O sucesso vem com o romance seguinte, "Os filhos da meia-noite", com o qual ganhou o James Tait Black Memorial Prize e o Booker Prize em 1981, entrando no ranking dos 100 livros do século segundo o jornal francês Le Monde.
A obra lhe causa um processo por parte da líder indiana Indira Gandhi e o ódio de seu próprio pai, que se reconhece em um dos personagens do livro.
Mas é com outra obra, "Vergonha", escrita em 1983, que começam os casos internacionais.
O Paquistão proíbe o romance e também baniu fisicamente o autor do país, onde ainda hoje não pode entrar.
De acordo com sua ex-esposa, a romancista Marianne Wiggins, o casal se mudou 56 vezes, ou uma vez a cada três dias nos primeiros meses após a emissão da fatwa.
A maldição dos "versos satânicos"
A sentença de morte irrevogável emitida por Khomeini atingiu também o mundo editorial em torno de Rushdie, além de todos aqueles que entraram em contato com " Versos Satânicos".

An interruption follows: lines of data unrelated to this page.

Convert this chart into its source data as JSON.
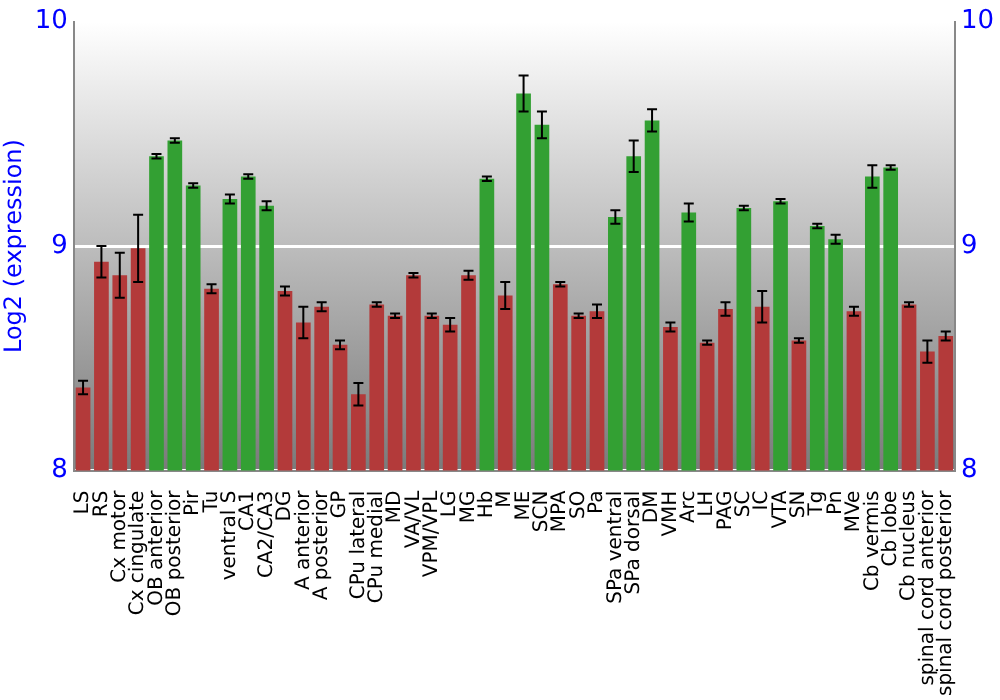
{
  "chart_data": {
    "type": "bar",
    "ylabel": "Log2 (expression)",
    "categories": [
      "LS",
      "RS",
      "Cx motor",
      "Cx cingulate",
      "OB anterior",
      "OB posterior",
      "Pir",
      "Tu",
      "ventral S",
      "CA1",
      "CA2/CA3",
      "DG",
      "A anterior",
      "A posterior",
      "GP",
      "CPu lateral",
      "CPu medial",
      "MD",
      "VA/VL",
      "VPM/VPL",
      "LG",
      "MG",
      "Hb",
      "M",
      "ME",
      "SCN",
      "MPA",
      "SO",
      "Pa",
      "SPa ventral",
      "SPa dorsal",
      "DM",
      "VMH",
      "Arc",
      "LH",
      "PAG",
      "SC",
      "IC",
      "VTA",
      "SN",
      "Tg",
      "Pn",
      "MVe",
      "Cb vermis",
      "Cb lobe",
      "Cb nucleus",
      "spinal cord anterior",
      "spinal cord posterior"
    ],
    "values": [
      8.37,
      8.93,
      8.87,
      8.99,
      9.4,
      9.47,
      9.27,
      8.81,
      9.21,
      9.31,
      9.18,
      8.8,
      8.66,
      8.73,
      8.56,
      8.34,
      8.74,
      8.69,
      8.87,
      8.69,
      8.65,
      8.87,
      9.3,
      8.78,
      9.68,
      9.54,
      8.83,
      8.69,
      8.71,
      9.13,
      9.4,
      9.56,
      8.64,
      9.15,
      8.57,
      8.72,
      9.17,
      8.73,
      9.2,
      8.58,
      9.09,
      9.03,
      8.71,
      9.31,
      9.35,
      8.74,
      8.53,
      8.6
    ],
    "errors": [
      0.03,
      0.07,
      0.1,
      0.15,
      0.01,
      0.01,
      0.01,
      0.02,
      0.02,
      0.01,
      0.02,
      0.02,
      0.07,
      0.02,
      0.02,
      0.05,
      0.01,
      0.01,
      0.01,
      0.01,
      0.03,
      0.02,
      0.01,
      0.06,
      0.08,
      0.06,
      0.01,
      0.01,
      0.03,
      0.03,
      0.07,
      0.05,
      0.02,
      0.04,
      0.01,
      0.03,
      0.01,
      0.07,
      0.01,
      0.01,
      0.01,
      0.02,
      0.02,
      0.05,
      0.01,
      0.01,
      0.05,
      0.02
    ],
    "colors": [
      "#b33a3a",
      "#b33a3a",
      "#b33a3a",
      "#b33a3a",
      "#33a033",
      "#33a033",
      "#33a033",
      "#b33a3a",
      "#33a033",
      "#33a033",
      "#33a033",
      "#b33a3a",
      "#b33a3a",
      "#b33a3a",
      "#b33a3a",
      "#b33a3a",
      "#b33a3a",
      "#b33a3a",
      "#b33a3a",
      "#b33a3a",
      "#b33a3a",
      "#b33a3a",
      "#33a033",
      "#b33a3a",
      "#33a033",
      "#33a033",
      "#b33a3a",
      "#b33a3a",
      "#b33a3a",
      "#33a033",
      "#33a033",
      "#33a033",
      "#b33a3a",
      "#33a033",
      "#b33a3a",
      "#b33a3a",
      "#33a033",
      "#b33a3a",
      "#33a033",
      "#b33a3a",
      "#33a033",
      "#33a033",
      "#b33a3a",
      "#33a033",
      "#33a033",
      "#b33a3a",
      "#b33a3a",
      "#b33a3a"
    ],
    "ylim": [
      8,
      10
    ],
    "yticks": [
      8,
      9,
      10
    ],
    "y2lim": [
      8,
      10
    ],
    "y2ticks": [
      8,
      9,
      10
    ],
    "grid": "y",
    "legend": false
  }
}
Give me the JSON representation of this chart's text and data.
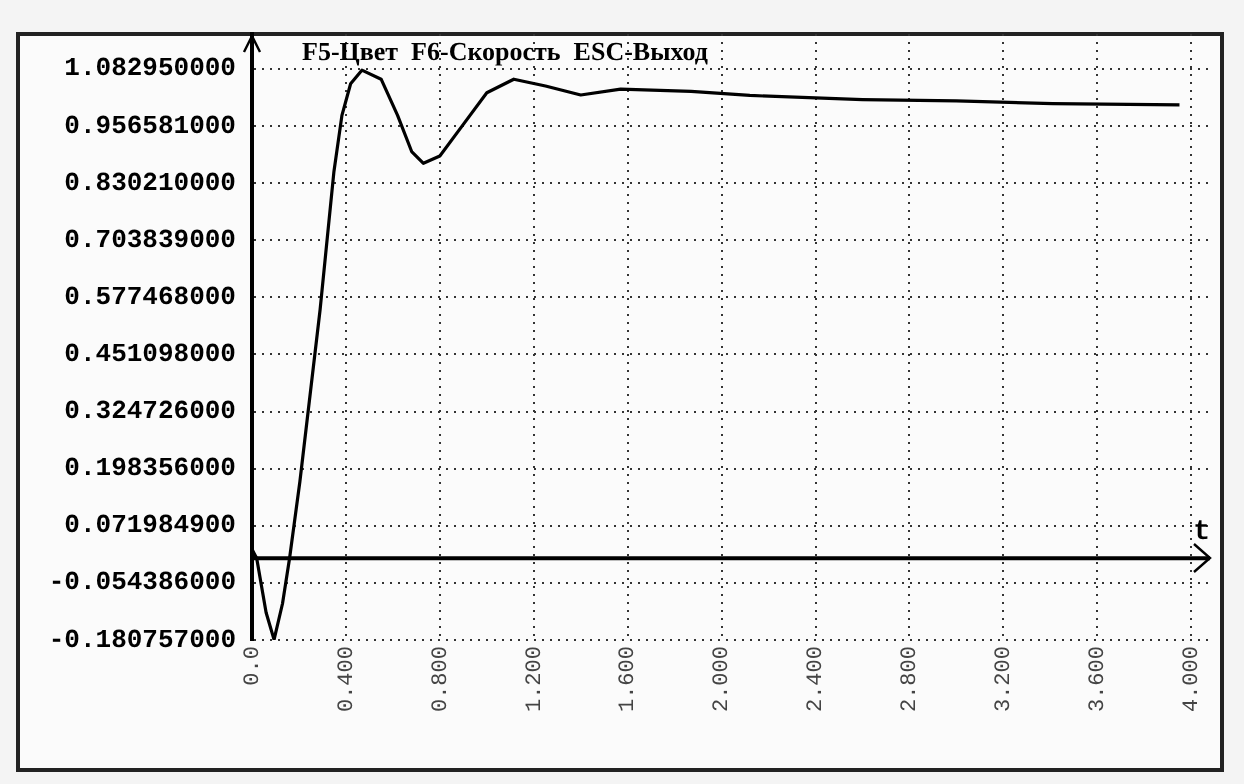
{
  "chart_data": {
    "type": "line",
    "annotations": [
      "F5-Цвет  F6-Скорость  ESC-Выход"
    ],
    "xlabel": "t",
    "x": [
      0,
      0.02,
      0.06,
      0.094,
      0.13,
      0.16,
      0.204,
      0.29,
      0.349,
      0.383,
      0.42,
      0.468,
      0.55,
      0.62,
      0.68,
      0.73,
      0.8,
      0.9,
      1.0,
      1.115,
      1.25,
      1.4,
      1.57,
      1.87,
      2.12,
      2.6,
      3.0,
      3.41,
      3.95
    ],
    "series": [
      {
        "color": "#000000",
        "values": [
          0.02,
          0.0,
          -0.12,
          -0.18,
          -0.1,
          0.0,
          0.17,
          0.55,
          0.856,
          0.98,
          1.05,
          1.08,
          1.06,
          0.98,
          0.9,
          0.874,
          0.89,
          0.96,
          1.03,
          1.06,
          1.045,
          1.025,
          1.038,
          1.033,
          1.024,
          1.015,
          1.012,
          1.006,
          1.003
        ]
      }
    ],
    "xlim": [
      0,
      4.08
    ],
    "ylim": [
      -0.180757,
      1.16
    ],
    "xticks": [
      {
        "value": 0,
        "label": "0.0"
      },
      {
        "value": 0.4,
        "label": "0.400"
      },
      {
        "value": 0.8,
        "label": "0.800"
      },
      {
        "value": 1.2,
        "label": "1.200"
      },
      {
        "value": 1.6,
        "label": "1.600"
      },
      {
        "value": 2.0,
        "label": "2.000"
      },
      {
        "value": 2.4,
        "label": "2.400"
      },
      {
        "value": 2.8,
        "label": "2.800"
      },
      {
        "value": 3.2,
        "label": "3.200"
      },
      {
        "value": 3.6,
        "label": "3.600"
      },
      {
        "value": 4.0,
        "label": "4.000"
      }
    ],
    "yticks": [
      {
        "value": 1.08295,
        "label": "1.082950000"
      },
      {
        "value": 0.956581,
        "label": "0.956581000"
      },
      {
        "value": 0.83021,
        "label": "0.830210000"
      },
      {
        "value": 0.703839,
        "label": "0.703839000"
      },
      {
        "value": 0.577468,
        "label": "0.577468000"
      },
      {
        "value": 0.451098,
        "label": "0.451098000"
      },
      {
        "value": 0.324726,
        "label": "0.324726000"
      },
      {
        "value": 0.198356,
        "label": "0.198356000"
      },
      {
        "value": 0.0719849,
        "label": "0.071984900"
      },
      {
        "value": -0.054386,
        "label": "-0.054386000"
      },
      {
        "value": -0.180757,
        "label": "-0.180757000"
      }
    ],
    "ref_lines": [
      {
        "axis": "y",
        "value": 0,
        "color": "#000000"
      }
    ],
    "grid": true,
    "marker": "none",
    "line_style": "solid",
    "legend": false
  }
}
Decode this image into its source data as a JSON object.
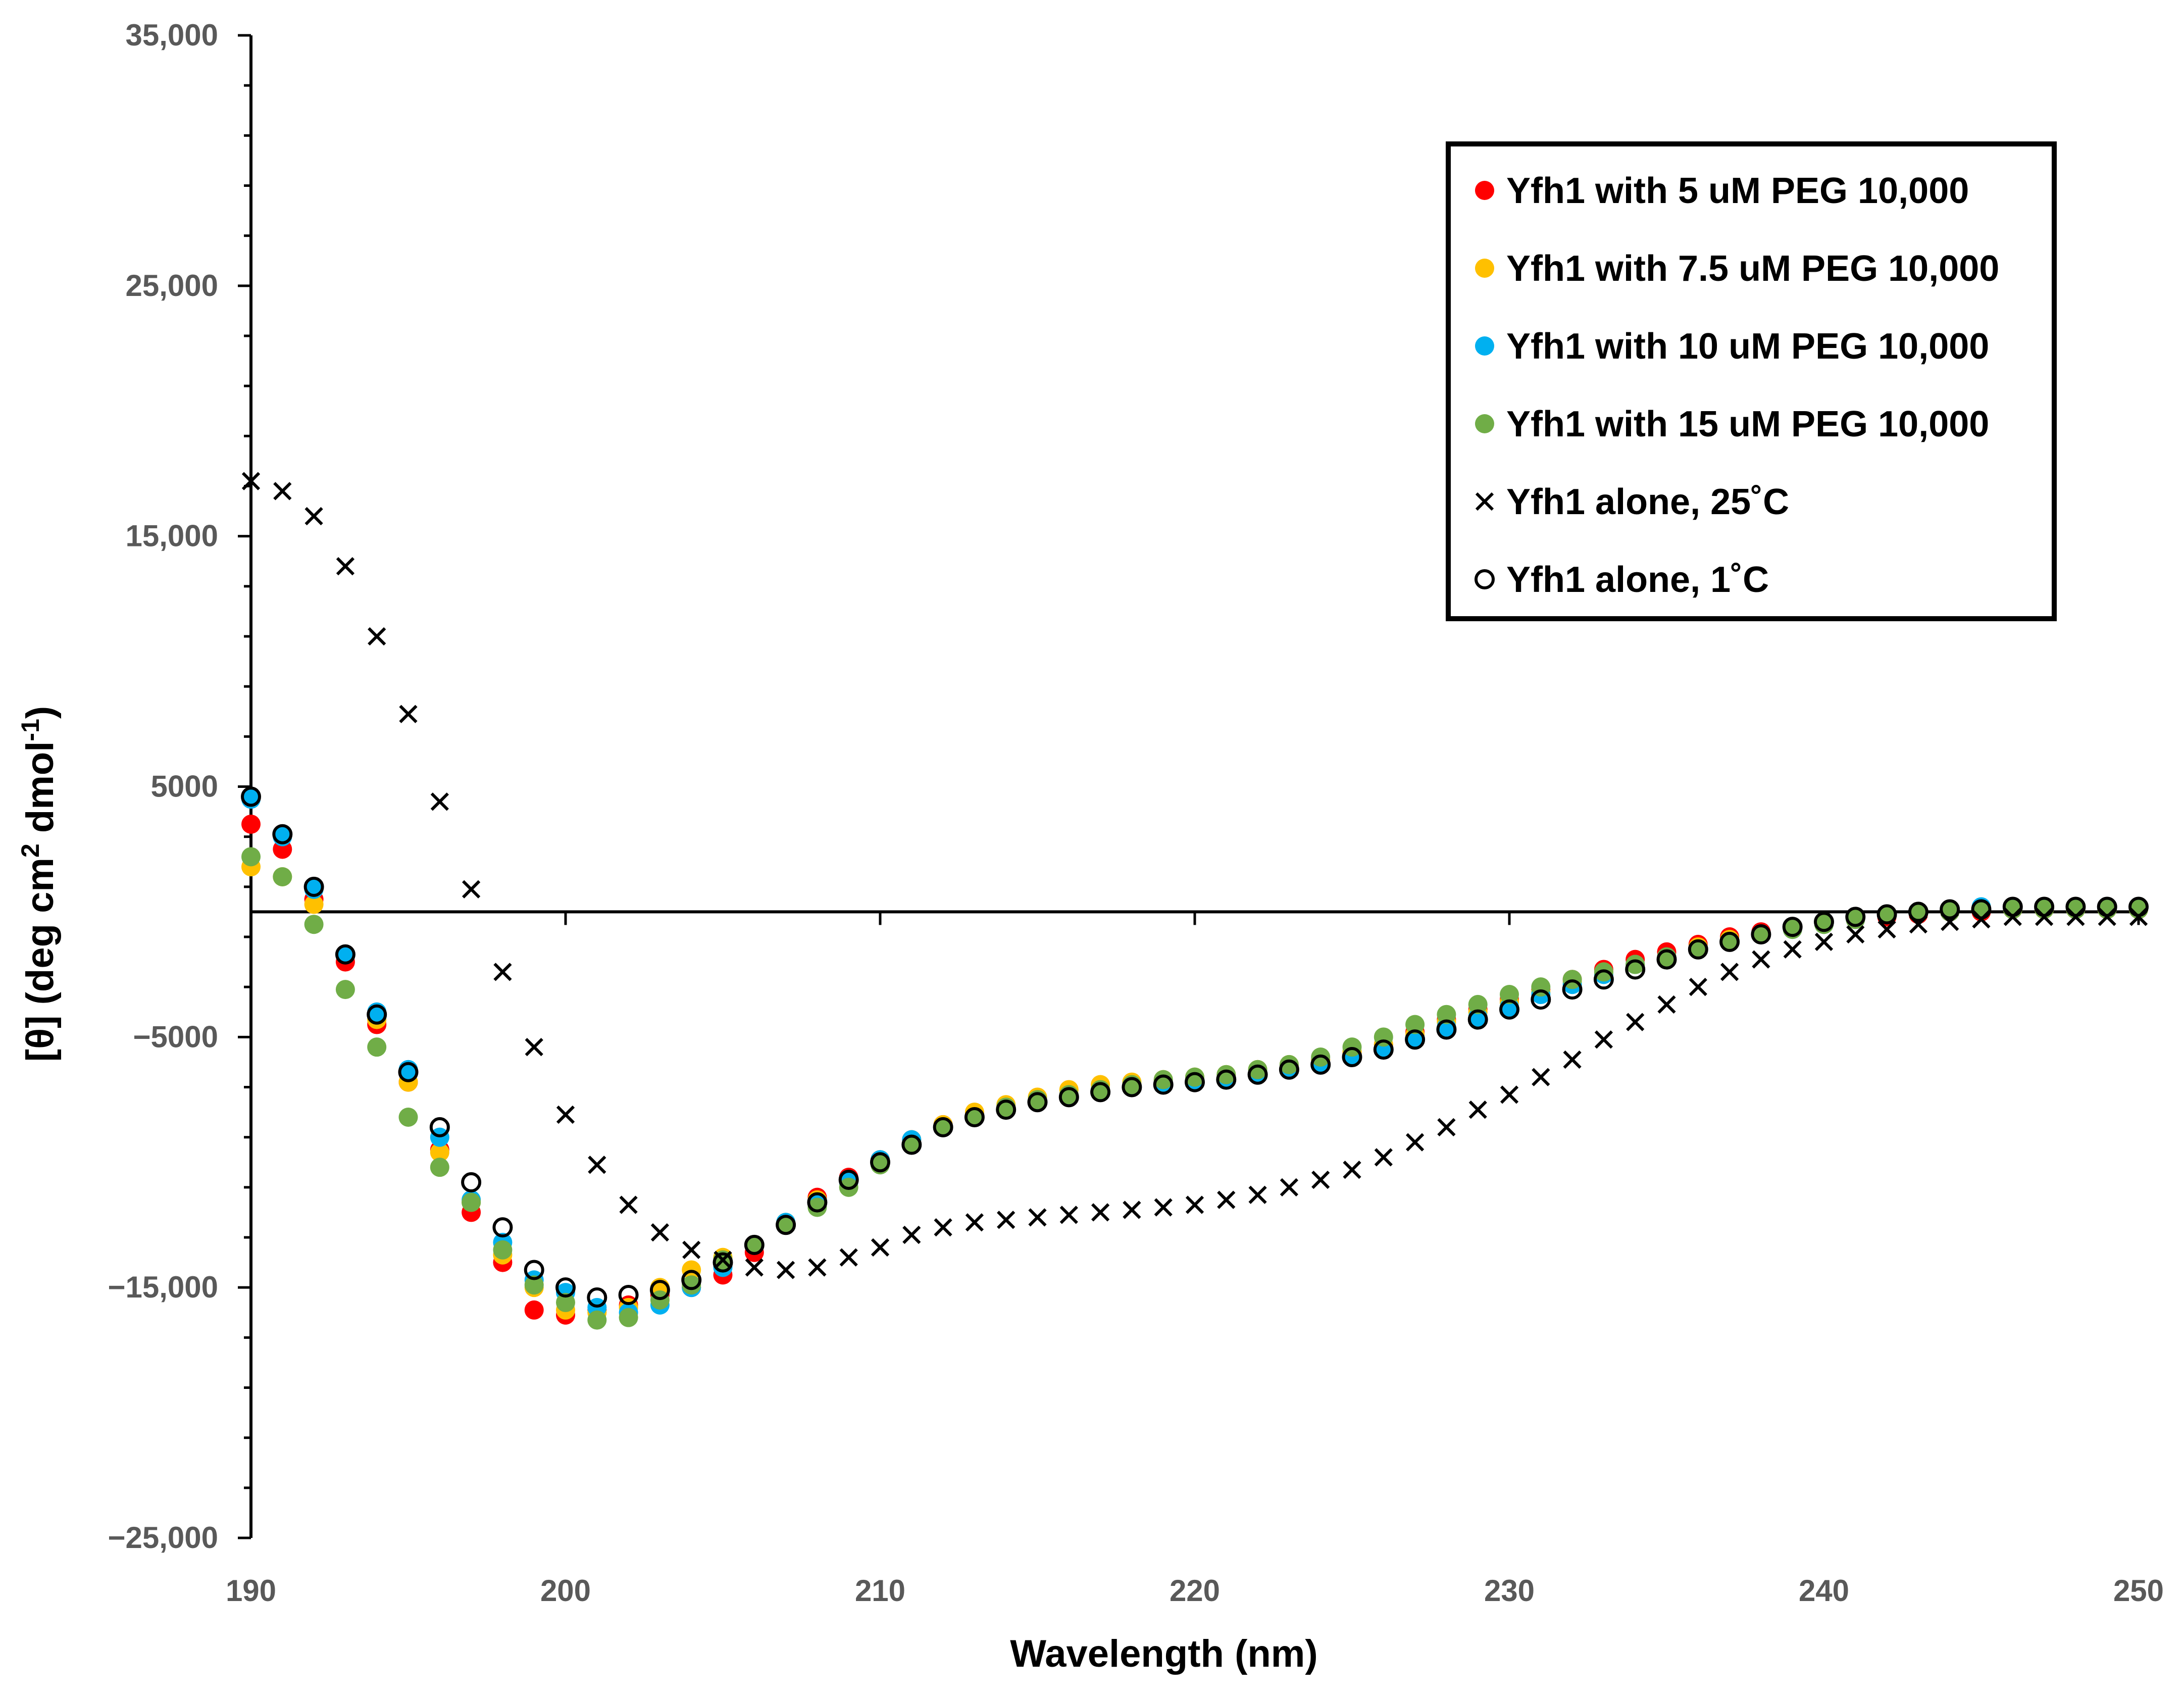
{
  "chart_data": {
    "type": "scatter",
    "title": "",
    "xlabel": "Wavelength (nm)",
    "ylabel_main": "[θ] (deg cm",
    "ylabel_sup1": "2",
    "ylabel_mid": " dmol",
    "ylabel_sup2": "-1",
    "ylabel_end": ")",
    "xlim": [
      190,
      250
    ],
    "ylim": [
      -25000,
      35000
    ],
    "x_ticks": [
      190,
      200,
      210,
      220,
      230,
      240,
      250
    ],
    "x_tick_labels": [
      "190",
      "200",
      "210",
      "220",
      "230",
      "240",
      "250"
    ],
    "y_ticks": [
      35000,
      25000,
      15000,
      5000,
      -5000,
      -15000,
      -25000
    ],
    "y_tick_labels": [
      "35,000",
      "25,000",
      "15,000",
      "5000",
      "−5000",
      "−15,000",
      "−25,000"
    ],
    "legend_position": "top-right",
    "x": [
      190,
      191,
      192,
      193,
      194,
      195,
      196,
      197,
      198,
      199,
      200,
      201,
      202,
      203,
      204,
      205,
      206,
      207,
      208,
      209,
      210,
      211,
      212,
      213,
      214,
      215,
      216,
      217,
      218,
      219,
      220,
      221,
      222,
      223,
      224,
      225,
      226,
      227,
      228,
      229,
      230,
      231,
      232,
      233,
      234,
      235,
      236,
      237,
      238,
      239,
      240,
      241,
      242,
      243,
      244,
      245,
      246,
      247,
      248,
      249,
      250
    ],
    "series": [
      {
        "name": "Yfh1 with 5 uM PEG 10,000",
        "marker": "dot",
        "color": "#ff0000",
        "values": [
          3500,
          2500,
          500,
          -2000,
          -4500,
          -6800,
          -9500,
          -12000,
          -14000,
          -15900,
          -16100,
          -15900,
          -15700,
          -15300,
          -15000,
          -14500,
          -13600,
          -12500,
          -11400,
          -10600,
          -9900,
          -9100,
          -8500,
          -8100,
          -7800,
          -7600,
          -7300,
          -7100,
          -7000,
          -6800,
          -6700,
          -6600,
          -6400,
          -6200,
          -5900,
          -5600,
          -5300,
          -4800,
          -4300,
          -3900,
          -3500,
          -3100,
          -2700,
          -2300,
          -1900,
          -1600,
          -1300,
          -1000,
          -800,
          -600,
          -400,
          -300,
          -200,
          -100,
          0,
          0,
          100,
          100,
          100,
          100,
          100
        ]
      },
      {
        "name": "Yfh1 with 7.5 uM PEG 10,000",
        "marker": "dot",
        "color": "#ffc000",
        "values": [
          1800,
          1400,
          300,
          -1700,
          -4300,
          -6800,
          -9600,
          -11600,
          -13700,
          -15000,
          -15900,
          -16000,
          -15800,
          -15000,
          -14300,
          -13800,
          -13300,
          -12400,
          -11500,
          -10700,
          -9900,
          -9100,
          -8500,
          -8000,
          -7700,
          -7400,
          -7100,
          -6900,
          -6800,
          -6700,
          -6600,
          -6500,
          -6300,
          -6100,
          -5900,
          -5600,
          -5300,
          -4900,
          -4400,
          -4000,
          -3600,
          -3200,
          -2800,
          -2400,
          -2100,
          -1800,
          -1400,
          -1100,
          -900,
          -700,
          -500,
          -300,
          -100,
          0,
          100,
          100,
          100,
          100,
          100,
          100,
          100
        ]
      },
      {
        "name": "Yfh1 with 10 uM PEG 10,000",
        "marker": "dot",
        "color": "#00b0f0",
        "values": [
          4500,
          3000,
          900,
          -1700,
          -4000,
          -6300,
          -9000,
          -11500,
          -13200,
          -14700,
          -15200,
          -15800,
          -16000,
          -15700,
          -15000,
          -14200,
          -13300,
          -12400,
          -11600,
          -10800,
          -9900,
          -9100,
          -8600,
          -8200,
          -7900,
          -7600,
          -7400,
          -7200,
          -7000,
          -6800,
          -6700,
          -6600,
          -6400,
          -6300,
          -6100,
          -5800,
          -5500,
          -5100,
          -4600,
          -4200,
          -3800,
          -3300,
          -2900,
          -2500,
          -2100,
          -1800,
          -1500,
          -1200,
          -900,
          -700,
          -500,
          -300,
          -100,
          0,
          100,
          200,
          200,
          200,
          200,
          200,
          200
        ]
      },
      {
        "name": "Yfh1 with 15 uM PEG 10,000",
        "marker": "dot",
        "color": "#70ad47",
        "values": [
          2200,
          1400,
          -500,
          -3100,
          -5400,
          -8200,
          -10200,
          -11600,
          -13500,
          -14900,
          -15600,
          -16300,
          -16200,
          -15500,
          -14900,
          -13900,
          -13300,
          -12500,
          -11800,
          -11000,
          -10100,
          -9300,
          -8600,
          -8200,
          -7800,
          -7500,
          -7300,
          -7100,
          -6900,
          -6700,
          -6600,
          -6500,
          -6300,
          -6100,
          -5800,
          -5400,
          -5000,
          -4500,
          -4100,
          -3700,
          -3300,
          -3000,
          -2700,
          -2400,
          -2100,
          -1800,
          -1500,
          -1200,
          -900,
          -700,
          -500,
          -300,
          -100,
          0,
          0,
          100,
          100,
          100,
          100,
          100,
          100
        ]
      },
      {
        "name": "Yfh1 alone, 25˚C",
        "marker": "x",
        "color": "#000000",
        "values": [
          17200,
          16800,
          15800,
          13800,
          11000,
          7900,
          4400,
          900,
          -2400,
          -5400,
          -8100,
          -10100,
          -11700,
          -12800,
          -13500,
          -13900,
          -14200,
          -14300,
          -14200,
          -13800,
          -13400,
          -12900,
          -12600,
          -12400,
          -12300,
          -12200,
          -12100,
          -12000,
          -11900,
          -11800,
          -11700,
          -11500,
          -11300,
          -11000,
          -10700,
          -10300,
          -9800,
          -9200,
          -8600,
          -7900,
          -7300,
          -6600,
          -5900,
          -5100,
          -4400,
          -3700,
          -3000,
          -2400,
          -1900,
          -1500,
          -1200,
          -900,
          -700,
          -500,
          -400,
          -300,
          -200,
          -200,
          -200,
          -200,
          -200
        ]
      },
      {
        "name": "Yfh1 alone, 1˚C",
        "marker": "circle",
        "color": "#000000",
        "values": [
          4600,
          3100,
          1000,
          -1700,
          -4100,
          -6400,
          -8600,
          -10800,
          -12600,
          -14300,
          -15000,
          -15400,
          -15300,
          -15100,
          -14700,
          -14000,
          -13300,
          -12500,
          -11600,
          -10700,
          -10000,
          -9300,
          -8600,
          -8200,
          -7900,
          -7600,
          -7400,
          -7200,
          -7000,
          -6900,
          -6800,
          -6700,
          -6500,
          -6300,
          -6100,
          -5800,
          -5500,
          -5100,
          -4700,
          -4300,
          -3900,
          -3500,
          -3100,
          -2700,
          -2300,
          -1900,
          -1500,
          -1200,
          -900,
          -600,
          -400,
          -200,
          -100,
          0,
          100,
          100,
          200,
          200,
          200,
          200,
          200
        ]
      }
    ]
  }
}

Em 1991 o tradutor do livro para o japonês, Hitoshi Igarashi, foi morto em Tóquio. No mesmo ano também Ettore Capriolo, tradutor de "Versos satânicos" para o italiano, foi esfaqueado em sua casa em Milão. Em 1993 o editor norueguês da obra, William Nygaard, foi baleado.
Em 2008 a fatwa foi reiterada pelo sucessor de Khomeini, Alí Khamenei, e novamente em 2017 e 2019 via Twitter (rede social proibida no Irã, mas que é amplamente utilizada pelos líderes religiosos e políticos locais.
Em 2015 na Feira do Livro de Frankfurt, na Alemanha, o Irã boicotou a manifestação em protesto contra a inauguração do evento, onde Rushdie era convidado de honra.
Mesmo após essa sentença de morte proclamada pelo governo iraniano, Rushdie continua escrevendo, abordando sem medo histórias e temas que mais o fascinam: do terrorismo ao ataque às Torres Gêmeas.
O penúltimo e décimo segundo livro de Rushdie, The Golden House, é uma história ambientada no período da presidência de Barack Obama à eleição de Donald Trump.